The next round of Brexit discussions are due to begin this week, with the focus set to be on Ireland, EU citizens' rights and the divorce bill. The Irish border and the rights of British citizens living in Europe and European citizens residing in the UK are fundamentally important. But the divorce bill is an intended distraction which the purpose of irritating the British Government. There is no denying that Brussels owes this country money, as Peter Bone brilliantly reminded Sky News the other day. Yet that is not the way they see it.

These Brexit talks are going to fail, and Julian Jessop, Chief Economist at the Institute of Economic Affairs, is right to say that bureaucrats deserve to be blamed for this eventual outcome.
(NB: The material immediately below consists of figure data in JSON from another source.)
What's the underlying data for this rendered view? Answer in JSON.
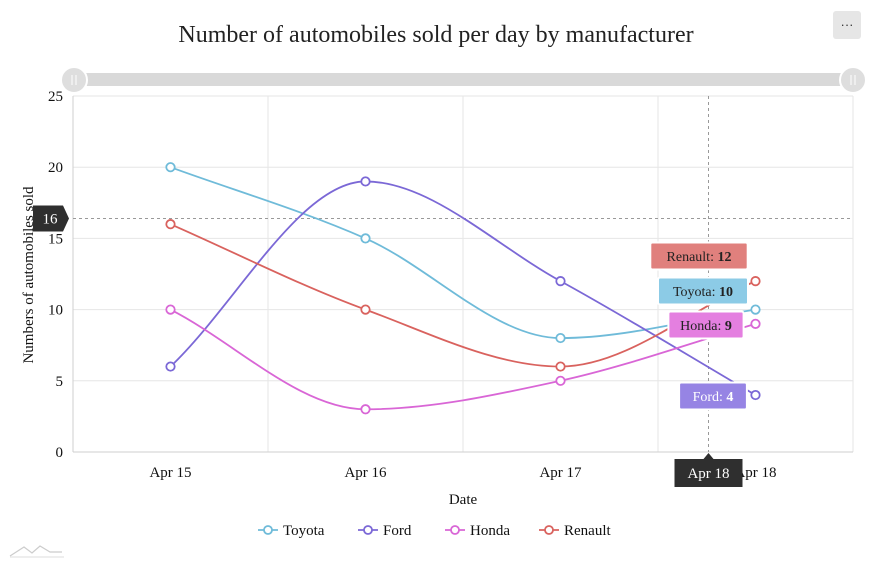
{
  "menu": {
    "label": "···"
  },
  "chart_data": {
    "type": "line",
    "title": "Number of automobiles sold per day by manufacturer",
    "xlabel": "Date",
    "ylabel": "Numbers of automobiles sold",
    "ylim": [
      0,
      25
    ],
    "yticks": [
      0,
      5,
      10,
      15,
      20,
      25
    ],
    "categories": [
      "Apr 15",
      "Apr 16",
      "Apr 17",
      "Apr 18"
    ],
    "series": [
      {
        "name": "Toyota",
        "color": "#6fbbd9",
        "values": [
          20,
          15,
          8,
          10
        ]
      },
      {
        "name": "Ford",
        "color": "#7b68d6",
        "values": [
          6,
          19,
          12,
          4
        ]
      },
      {
        "name": "Honda",
        "color": "#d966d6",
        "values": [
          10,
          3,
          5,
          9
        ]
      },
      {
        "name": "Renault",
        "color": "#d9625e",
        "values": [
          16,
          10,
          6,
          12
        ]
      }
    ],
    "grid": true,
    "legend": "bottom",
    "crosshair": {
      "x_label": "Apr 18",
      "y_label": "16"
    },
    "tooltips": [
      {
        "series": "Renault",
        "label": "Renault: ",
        "value": "12",
        "bg": "#e0807d",
        "fg": "#222222"
      },
      {
        "series": "Toyota",
        "label": "Toyota: ",
        "value": "10",
        "bg": "#8ccbe6",
        "fg": "#222222"
      },
      {
        "series": "Honda",
        "label": "Honda: ",
        "value": "9",
        "bg": "#e47fe0",
        "fg": "#222222"
      },
      {
        "series": "Ford",
        "label": "Ford: ",
        "value": "4",
        "bg": "#9684e4",
        "fg": "#ffffff"
      }
    ]
  }
}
The Brexit Secretary, David Davis, deserves credit for the way he has approached these negotiations. He has scored more notable victories than many people realise. For example, the EU's Chief Negotiator, Michel Barnier, may request that the European Council allows trade discussions to be brought forward earlier than expected.
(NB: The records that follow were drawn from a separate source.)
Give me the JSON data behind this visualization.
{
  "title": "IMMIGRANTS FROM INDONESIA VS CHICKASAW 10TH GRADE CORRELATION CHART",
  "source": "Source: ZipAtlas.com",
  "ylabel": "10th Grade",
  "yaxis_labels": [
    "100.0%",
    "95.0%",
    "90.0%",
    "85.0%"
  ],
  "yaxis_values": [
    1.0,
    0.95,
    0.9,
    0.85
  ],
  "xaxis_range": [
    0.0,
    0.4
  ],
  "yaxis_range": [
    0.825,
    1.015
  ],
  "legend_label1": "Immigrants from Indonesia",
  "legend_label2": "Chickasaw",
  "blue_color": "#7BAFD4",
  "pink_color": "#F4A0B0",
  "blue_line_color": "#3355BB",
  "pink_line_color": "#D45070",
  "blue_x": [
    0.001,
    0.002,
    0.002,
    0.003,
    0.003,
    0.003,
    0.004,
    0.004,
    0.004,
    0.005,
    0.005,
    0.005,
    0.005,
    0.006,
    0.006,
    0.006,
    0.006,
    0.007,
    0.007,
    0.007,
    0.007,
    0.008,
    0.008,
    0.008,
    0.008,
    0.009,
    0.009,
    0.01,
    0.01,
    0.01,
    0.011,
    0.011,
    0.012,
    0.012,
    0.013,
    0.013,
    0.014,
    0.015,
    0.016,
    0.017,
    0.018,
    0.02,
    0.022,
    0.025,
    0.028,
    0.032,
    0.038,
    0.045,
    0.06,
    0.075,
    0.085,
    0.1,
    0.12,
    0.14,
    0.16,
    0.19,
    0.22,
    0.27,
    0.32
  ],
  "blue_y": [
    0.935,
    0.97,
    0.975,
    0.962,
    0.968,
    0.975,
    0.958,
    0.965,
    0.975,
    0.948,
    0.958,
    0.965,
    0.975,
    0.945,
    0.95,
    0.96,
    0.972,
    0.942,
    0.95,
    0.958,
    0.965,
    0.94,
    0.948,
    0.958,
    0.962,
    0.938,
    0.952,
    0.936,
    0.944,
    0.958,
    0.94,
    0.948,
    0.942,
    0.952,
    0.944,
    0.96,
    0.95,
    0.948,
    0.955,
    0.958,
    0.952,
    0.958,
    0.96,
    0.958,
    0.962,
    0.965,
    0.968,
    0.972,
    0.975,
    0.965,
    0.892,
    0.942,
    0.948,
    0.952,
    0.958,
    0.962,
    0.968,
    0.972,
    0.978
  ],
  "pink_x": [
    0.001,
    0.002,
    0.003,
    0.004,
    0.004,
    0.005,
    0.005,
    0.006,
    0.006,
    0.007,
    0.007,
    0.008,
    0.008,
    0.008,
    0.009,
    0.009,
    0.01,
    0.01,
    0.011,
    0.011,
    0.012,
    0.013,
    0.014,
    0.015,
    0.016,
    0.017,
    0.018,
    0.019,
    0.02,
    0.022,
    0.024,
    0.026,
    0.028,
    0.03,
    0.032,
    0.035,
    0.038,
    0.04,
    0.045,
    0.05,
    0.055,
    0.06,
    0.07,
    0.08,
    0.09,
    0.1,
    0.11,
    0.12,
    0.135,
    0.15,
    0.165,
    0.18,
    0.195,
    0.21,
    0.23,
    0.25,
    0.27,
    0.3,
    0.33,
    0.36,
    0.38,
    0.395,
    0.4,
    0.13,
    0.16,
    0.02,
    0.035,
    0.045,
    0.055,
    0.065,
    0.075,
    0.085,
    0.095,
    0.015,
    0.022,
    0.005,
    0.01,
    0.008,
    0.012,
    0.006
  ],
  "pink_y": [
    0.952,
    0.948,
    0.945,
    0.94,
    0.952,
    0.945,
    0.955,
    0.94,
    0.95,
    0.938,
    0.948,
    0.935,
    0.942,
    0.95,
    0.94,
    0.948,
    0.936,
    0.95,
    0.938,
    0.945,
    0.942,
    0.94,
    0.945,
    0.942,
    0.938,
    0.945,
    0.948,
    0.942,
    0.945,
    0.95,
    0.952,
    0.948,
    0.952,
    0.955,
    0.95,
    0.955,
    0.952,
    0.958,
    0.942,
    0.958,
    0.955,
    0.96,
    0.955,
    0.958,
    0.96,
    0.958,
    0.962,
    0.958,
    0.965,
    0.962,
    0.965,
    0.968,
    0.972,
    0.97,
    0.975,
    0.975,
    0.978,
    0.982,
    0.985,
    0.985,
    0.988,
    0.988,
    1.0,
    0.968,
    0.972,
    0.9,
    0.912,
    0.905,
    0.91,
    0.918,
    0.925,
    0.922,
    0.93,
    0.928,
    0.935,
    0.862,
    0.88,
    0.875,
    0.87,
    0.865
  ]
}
Mr. Davis has called Brussels' bluff

Whilst this is not certain, it shows Mr. Davis has called Brussels' bluff. How can the post-Brexit Irish border be decided if there is no clarification as to how a trade deal would impact cross-border transactions? Yet the EU has got its priorities completely wrong. Trade is a significant issue, and if it is not resolved, it will be German car manufacturers, French winemakers and Belgian chocolate makers that will suffer the most.
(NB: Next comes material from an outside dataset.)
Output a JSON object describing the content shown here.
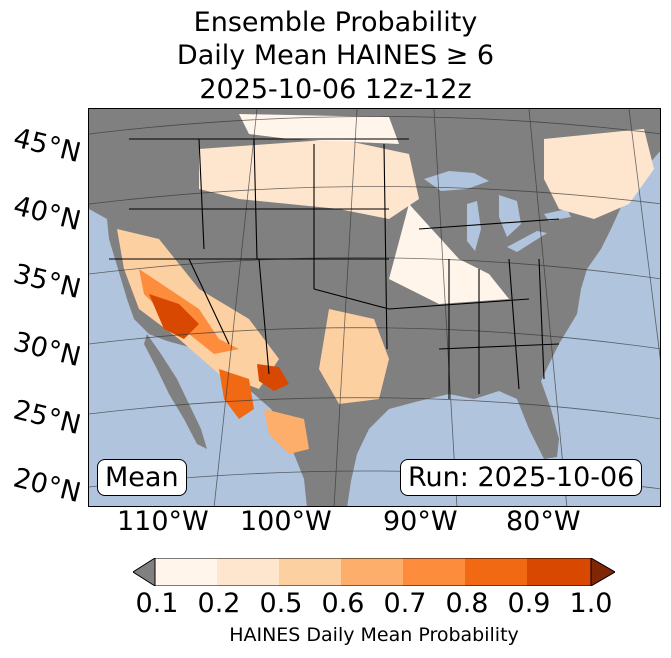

Considering Mr. Barnier is focused on how much money Britain should pay the trading bloc to leave, the Brexit Secretary is right to approach Ms Merkel and Mr. Macron for trade talks. But which body has purposefully designed the rules to prevent that from happening? The European Council. If the Brexit negotiations collapse, they and the European Commission will both be entirely responsible for causing this outcome.

They may keep us in the EU by the backdoor

In theory, it is time for Theresa May to walk away from these negotiations. They are fruitless and it appears the EU is not serious about discussing trade, the most substantial issue of all. But if the Prime Minister does leave, does she have the executive power to do that? Would it have to go to a vote of Parliament, the majority of whom are predominantly pro-Remain?

It opens up a whole new constitutional question. Considering the Conservatives lost their majority at this year's election, this will enable Brussels to dilute the Government's Brexit demands further. They may keep us in the EU by the backdoor.

Brussels has intentionally stitched the British up. The best thing to happen now is that the whole organisation collapses.